When it comes to CPD, implementation matters

At Sheffield Institute of Education, we have spent many years improving professional development for teachers, changing policy and practice in England, and helping to create new frameworks for career-long training. So far, our work has helped over 10,000 teachers improve their knowledge, skills, and their motivation to keep teaching. 

We’ve shown the importance of continuing professional development (CPD) for teachers. Now, in this new project, we want to explore how CPD is implemented. Because if we don’t get that right, good CPD can be rendered ineffective.

This project is about articulating the implementation of CPD. There is plenty of research about what makes effective CPD, focusing on the mechanisms, qualities and features of CPD that lead to impactful development. But what’s missing is implementation. You can have the best CPD programmes in the world — but if you can’t implement them, nothing happens. Furthermore, the implementation process can actually change the mechanisms of the CPD — those active ingredients that make it work — so that they don’t work any more.

How can implementation affect CPD success?

There are many multi-layered ways in which CPD can be affected by its implementation. Recently we evaluated a project called the Multiplicative Reasoning Project, teaching proportional reasoning in mathematics at Key Stage 3. The CPD followed the recommended approaches, and the curriculum material was research-based. But there was an issue with the engagement and participation of teachers in schools. 

CPD isn’t about giving teachers a lecture — it’s about trying things out in school, experimenting, and changing practice in the classroom. So it needs engagement from the school and from the teacher. But the schools had different levels of money and staffing to manage. Some schools could engage with it and some couldn’t. 

And it’s not just resources. On another CPD project around maths computing in Years 5 and 6, we found the main barrier to engagement among teachers was the SATS. Exam and league table pressures on schools meant that, in these year groups, anything that wasn’t directly linked to improving SATS results fell by the wayside.

Another large factor in the success of CPD is school leadership. Are professional development leaders being supported by their schools? Are their working conditions allowing them to dedicate enough time to it? Do the school leaders buy into the importance of teacher development?

Our aims

With this project, we want to firstly identify the mechanisms — at policy level and in school environments — that influence the implementation of CPD.  And then we want to develop implementation guidance to support change for sustained, embedded improvement in teachers’ CPD in England.

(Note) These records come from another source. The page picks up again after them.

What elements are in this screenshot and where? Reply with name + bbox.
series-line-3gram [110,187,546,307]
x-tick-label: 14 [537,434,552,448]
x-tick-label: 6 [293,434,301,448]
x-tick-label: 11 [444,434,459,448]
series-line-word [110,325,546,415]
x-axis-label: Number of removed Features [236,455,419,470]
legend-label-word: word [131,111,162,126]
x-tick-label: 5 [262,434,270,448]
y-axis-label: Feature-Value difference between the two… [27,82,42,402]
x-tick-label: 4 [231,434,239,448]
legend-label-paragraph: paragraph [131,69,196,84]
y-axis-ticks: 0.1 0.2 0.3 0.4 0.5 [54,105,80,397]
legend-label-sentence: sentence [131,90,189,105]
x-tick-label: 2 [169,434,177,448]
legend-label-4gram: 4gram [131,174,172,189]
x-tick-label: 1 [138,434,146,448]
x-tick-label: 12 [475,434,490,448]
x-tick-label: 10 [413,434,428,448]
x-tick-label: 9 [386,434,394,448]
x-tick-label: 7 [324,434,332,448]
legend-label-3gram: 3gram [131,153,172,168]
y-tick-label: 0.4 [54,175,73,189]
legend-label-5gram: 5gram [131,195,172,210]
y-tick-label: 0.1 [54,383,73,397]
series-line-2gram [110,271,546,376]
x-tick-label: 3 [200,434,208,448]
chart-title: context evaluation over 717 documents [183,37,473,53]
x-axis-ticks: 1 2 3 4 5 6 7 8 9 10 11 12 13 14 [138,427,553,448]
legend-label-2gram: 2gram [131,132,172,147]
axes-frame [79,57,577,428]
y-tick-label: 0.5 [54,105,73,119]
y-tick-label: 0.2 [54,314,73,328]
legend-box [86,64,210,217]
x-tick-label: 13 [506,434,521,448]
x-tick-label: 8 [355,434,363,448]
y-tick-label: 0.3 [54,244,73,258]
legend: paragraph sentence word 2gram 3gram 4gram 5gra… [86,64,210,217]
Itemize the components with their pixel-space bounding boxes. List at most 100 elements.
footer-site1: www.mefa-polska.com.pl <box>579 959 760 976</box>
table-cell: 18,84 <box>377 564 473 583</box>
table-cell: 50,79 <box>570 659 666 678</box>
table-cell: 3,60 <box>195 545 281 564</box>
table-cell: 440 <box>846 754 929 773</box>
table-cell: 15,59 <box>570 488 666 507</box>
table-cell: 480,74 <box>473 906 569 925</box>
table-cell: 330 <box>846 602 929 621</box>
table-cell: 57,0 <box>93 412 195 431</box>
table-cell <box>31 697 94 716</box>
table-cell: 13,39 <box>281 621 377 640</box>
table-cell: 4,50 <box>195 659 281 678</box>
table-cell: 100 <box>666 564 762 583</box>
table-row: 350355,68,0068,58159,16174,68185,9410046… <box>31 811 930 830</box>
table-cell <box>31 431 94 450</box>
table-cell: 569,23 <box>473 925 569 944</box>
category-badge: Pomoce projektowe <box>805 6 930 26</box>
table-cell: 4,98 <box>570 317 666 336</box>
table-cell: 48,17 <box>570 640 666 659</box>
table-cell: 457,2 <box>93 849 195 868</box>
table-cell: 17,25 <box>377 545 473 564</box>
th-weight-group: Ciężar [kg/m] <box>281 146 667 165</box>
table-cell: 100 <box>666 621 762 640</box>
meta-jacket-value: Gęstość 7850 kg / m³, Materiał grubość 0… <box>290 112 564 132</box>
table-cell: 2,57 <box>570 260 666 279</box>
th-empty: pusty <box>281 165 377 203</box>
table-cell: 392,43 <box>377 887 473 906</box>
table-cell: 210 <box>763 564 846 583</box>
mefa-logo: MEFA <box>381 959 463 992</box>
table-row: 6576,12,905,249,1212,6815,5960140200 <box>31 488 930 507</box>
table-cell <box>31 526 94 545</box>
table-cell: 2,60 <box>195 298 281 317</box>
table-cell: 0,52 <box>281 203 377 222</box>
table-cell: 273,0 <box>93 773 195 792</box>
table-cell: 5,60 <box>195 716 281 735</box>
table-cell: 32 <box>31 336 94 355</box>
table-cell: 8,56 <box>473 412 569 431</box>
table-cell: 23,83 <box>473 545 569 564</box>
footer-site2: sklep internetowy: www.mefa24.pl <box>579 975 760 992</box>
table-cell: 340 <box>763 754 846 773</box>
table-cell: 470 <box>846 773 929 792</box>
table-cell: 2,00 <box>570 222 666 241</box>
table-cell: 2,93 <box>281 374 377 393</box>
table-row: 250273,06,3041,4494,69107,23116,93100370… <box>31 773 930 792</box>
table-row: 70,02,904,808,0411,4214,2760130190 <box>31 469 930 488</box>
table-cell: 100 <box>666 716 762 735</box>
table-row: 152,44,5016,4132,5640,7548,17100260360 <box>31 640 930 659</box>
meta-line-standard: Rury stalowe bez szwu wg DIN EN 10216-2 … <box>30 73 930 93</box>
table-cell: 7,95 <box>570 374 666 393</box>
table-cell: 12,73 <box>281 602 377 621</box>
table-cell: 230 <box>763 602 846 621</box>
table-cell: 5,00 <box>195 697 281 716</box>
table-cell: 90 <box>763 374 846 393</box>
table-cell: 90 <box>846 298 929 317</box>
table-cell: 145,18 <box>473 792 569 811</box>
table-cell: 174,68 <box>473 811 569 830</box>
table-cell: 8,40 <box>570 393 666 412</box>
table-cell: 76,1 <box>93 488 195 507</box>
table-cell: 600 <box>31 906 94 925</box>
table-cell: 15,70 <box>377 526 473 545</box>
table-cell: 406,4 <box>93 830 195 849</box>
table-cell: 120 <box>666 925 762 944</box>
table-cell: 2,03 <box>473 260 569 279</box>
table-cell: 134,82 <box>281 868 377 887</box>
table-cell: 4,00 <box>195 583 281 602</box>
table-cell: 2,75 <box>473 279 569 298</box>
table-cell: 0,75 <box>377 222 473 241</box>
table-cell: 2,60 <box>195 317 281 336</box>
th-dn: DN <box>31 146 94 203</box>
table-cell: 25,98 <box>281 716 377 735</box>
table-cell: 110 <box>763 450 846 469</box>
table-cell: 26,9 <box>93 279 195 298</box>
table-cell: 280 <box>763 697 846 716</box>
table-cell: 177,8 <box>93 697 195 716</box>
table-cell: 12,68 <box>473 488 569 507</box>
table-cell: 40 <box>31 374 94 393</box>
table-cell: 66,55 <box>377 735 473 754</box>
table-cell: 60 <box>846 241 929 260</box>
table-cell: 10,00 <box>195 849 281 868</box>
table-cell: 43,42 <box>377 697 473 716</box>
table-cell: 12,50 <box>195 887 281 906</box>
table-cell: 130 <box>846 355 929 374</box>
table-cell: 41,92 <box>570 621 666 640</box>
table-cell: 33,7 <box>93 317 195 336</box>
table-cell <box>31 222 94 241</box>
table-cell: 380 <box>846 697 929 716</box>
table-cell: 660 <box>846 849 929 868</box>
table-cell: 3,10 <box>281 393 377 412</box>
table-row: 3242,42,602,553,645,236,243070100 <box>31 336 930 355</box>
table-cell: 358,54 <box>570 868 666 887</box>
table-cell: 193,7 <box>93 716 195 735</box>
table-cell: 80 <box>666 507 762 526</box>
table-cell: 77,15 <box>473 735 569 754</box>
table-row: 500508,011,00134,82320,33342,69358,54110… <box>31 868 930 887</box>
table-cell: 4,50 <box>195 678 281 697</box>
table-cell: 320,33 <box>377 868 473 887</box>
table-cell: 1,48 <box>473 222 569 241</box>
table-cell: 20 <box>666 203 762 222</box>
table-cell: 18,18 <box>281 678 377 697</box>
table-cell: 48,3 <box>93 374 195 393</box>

We’re not looking for a one-size-fits-all solution. We want to develop tools for practitioners to make choices that are right for their own circumstances. And we want to understand how to change a school environment to make it more likely for CPD to happen. 

We’re building on previous research to determine what we need to do on a national and international level, to ensure that teachers participate in the professional development they deserve.